1. Bembridge, E., Levett-Jones, T. & Jeong, S. Y. (2010). Discussion paper: The preparation of technologically literate graduates for professional practice. Contemporary Nurse, 35(1), 18-25.
2. Samoutis, G., et al. (2007). Implementation of an electronic medical record system in previously computer-naive primary care centres: a pilot study from Cyprus. Informatics in Primary 2007, 15, 207-16.
3. Griffin-Sobel, J.P., et al. (2010). A transdisciplinary approach to faculty development in nursing education Technology. Nursing Education Perspectives, 31(1), 41-43.
4. Green, S.D. & Thomas, J.D. (2008). Interdisciplinary collaboration and the electronic medical record. Pediatric Nursing, 34(3), 225-227,240.

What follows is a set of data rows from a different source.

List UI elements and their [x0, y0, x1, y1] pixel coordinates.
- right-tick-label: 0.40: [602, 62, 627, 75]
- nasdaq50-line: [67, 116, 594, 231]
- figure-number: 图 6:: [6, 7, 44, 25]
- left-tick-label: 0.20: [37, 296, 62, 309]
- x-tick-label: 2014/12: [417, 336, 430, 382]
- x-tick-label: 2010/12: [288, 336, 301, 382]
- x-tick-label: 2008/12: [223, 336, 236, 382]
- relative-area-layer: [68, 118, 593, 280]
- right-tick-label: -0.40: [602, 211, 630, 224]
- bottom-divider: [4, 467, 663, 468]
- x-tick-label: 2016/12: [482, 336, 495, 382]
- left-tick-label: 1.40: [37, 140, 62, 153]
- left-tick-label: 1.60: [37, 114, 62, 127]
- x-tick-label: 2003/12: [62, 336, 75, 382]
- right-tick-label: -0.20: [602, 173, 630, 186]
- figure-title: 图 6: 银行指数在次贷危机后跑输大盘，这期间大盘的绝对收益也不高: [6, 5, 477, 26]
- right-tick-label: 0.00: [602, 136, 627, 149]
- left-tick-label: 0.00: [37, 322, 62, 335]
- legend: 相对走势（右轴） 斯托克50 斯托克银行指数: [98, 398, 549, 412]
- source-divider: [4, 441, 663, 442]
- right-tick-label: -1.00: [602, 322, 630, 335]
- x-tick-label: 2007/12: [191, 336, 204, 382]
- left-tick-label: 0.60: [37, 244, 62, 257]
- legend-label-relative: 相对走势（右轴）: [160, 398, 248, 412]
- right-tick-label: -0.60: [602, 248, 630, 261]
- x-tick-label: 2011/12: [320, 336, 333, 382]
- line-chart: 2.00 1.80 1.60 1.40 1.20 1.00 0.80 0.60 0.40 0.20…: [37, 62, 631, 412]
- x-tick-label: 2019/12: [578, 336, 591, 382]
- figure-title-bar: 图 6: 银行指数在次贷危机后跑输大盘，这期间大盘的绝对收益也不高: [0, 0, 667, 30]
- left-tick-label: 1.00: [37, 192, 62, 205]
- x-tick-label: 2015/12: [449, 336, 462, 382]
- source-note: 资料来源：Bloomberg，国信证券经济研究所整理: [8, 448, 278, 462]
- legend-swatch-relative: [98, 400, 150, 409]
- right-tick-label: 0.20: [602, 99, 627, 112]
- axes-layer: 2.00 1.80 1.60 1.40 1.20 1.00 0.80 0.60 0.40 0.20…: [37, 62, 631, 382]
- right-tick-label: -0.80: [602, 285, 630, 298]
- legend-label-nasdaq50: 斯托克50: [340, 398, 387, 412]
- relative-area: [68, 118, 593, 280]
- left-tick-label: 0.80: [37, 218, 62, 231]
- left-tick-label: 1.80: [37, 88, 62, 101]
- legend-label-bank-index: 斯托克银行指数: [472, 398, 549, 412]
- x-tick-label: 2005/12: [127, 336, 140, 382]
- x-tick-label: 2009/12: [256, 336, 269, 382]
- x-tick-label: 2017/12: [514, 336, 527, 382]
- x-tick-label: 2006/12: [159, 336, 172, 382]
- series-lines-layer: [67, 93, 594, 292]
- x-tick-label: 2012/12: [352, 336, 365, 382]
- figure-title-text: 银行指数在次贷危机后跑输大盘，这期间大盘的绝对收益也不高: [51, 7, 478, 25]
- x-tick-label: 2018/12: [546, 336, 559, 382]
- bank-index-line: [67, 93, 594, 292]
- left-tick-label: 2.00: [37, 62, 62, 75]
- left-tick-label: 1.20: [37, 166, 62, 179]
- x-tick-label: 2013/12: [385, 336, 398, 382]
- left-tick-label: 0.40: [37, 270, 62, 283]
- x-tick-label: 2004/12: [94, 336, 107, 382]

5. Seeley, B.E. (2009). Introducing a computer-based electronic record: Perceptions of clinicians. Urologic Nursing, 29(5), 329-335, 352.
6. McHaney, D.F. (2009). Information management and technology. In L. Roussel & R. Swanburg (Eds.), Management and Leadership for Nurse Administrators (pp. 428-25100). Boston: Jones and Bartlett.
7. Welford, C. (2006). Change management and quality. Nursing Management, 13(5), 23-25.
8. Lin, L., et al. (2007). Management development: A study of nurse managerial activities and skills. Journal of Healthcare Management, 52(3), 156-169.

Ruby Brooks is a student at Regis College, Weston, MA, pursuing her master's degree in leadership and business management.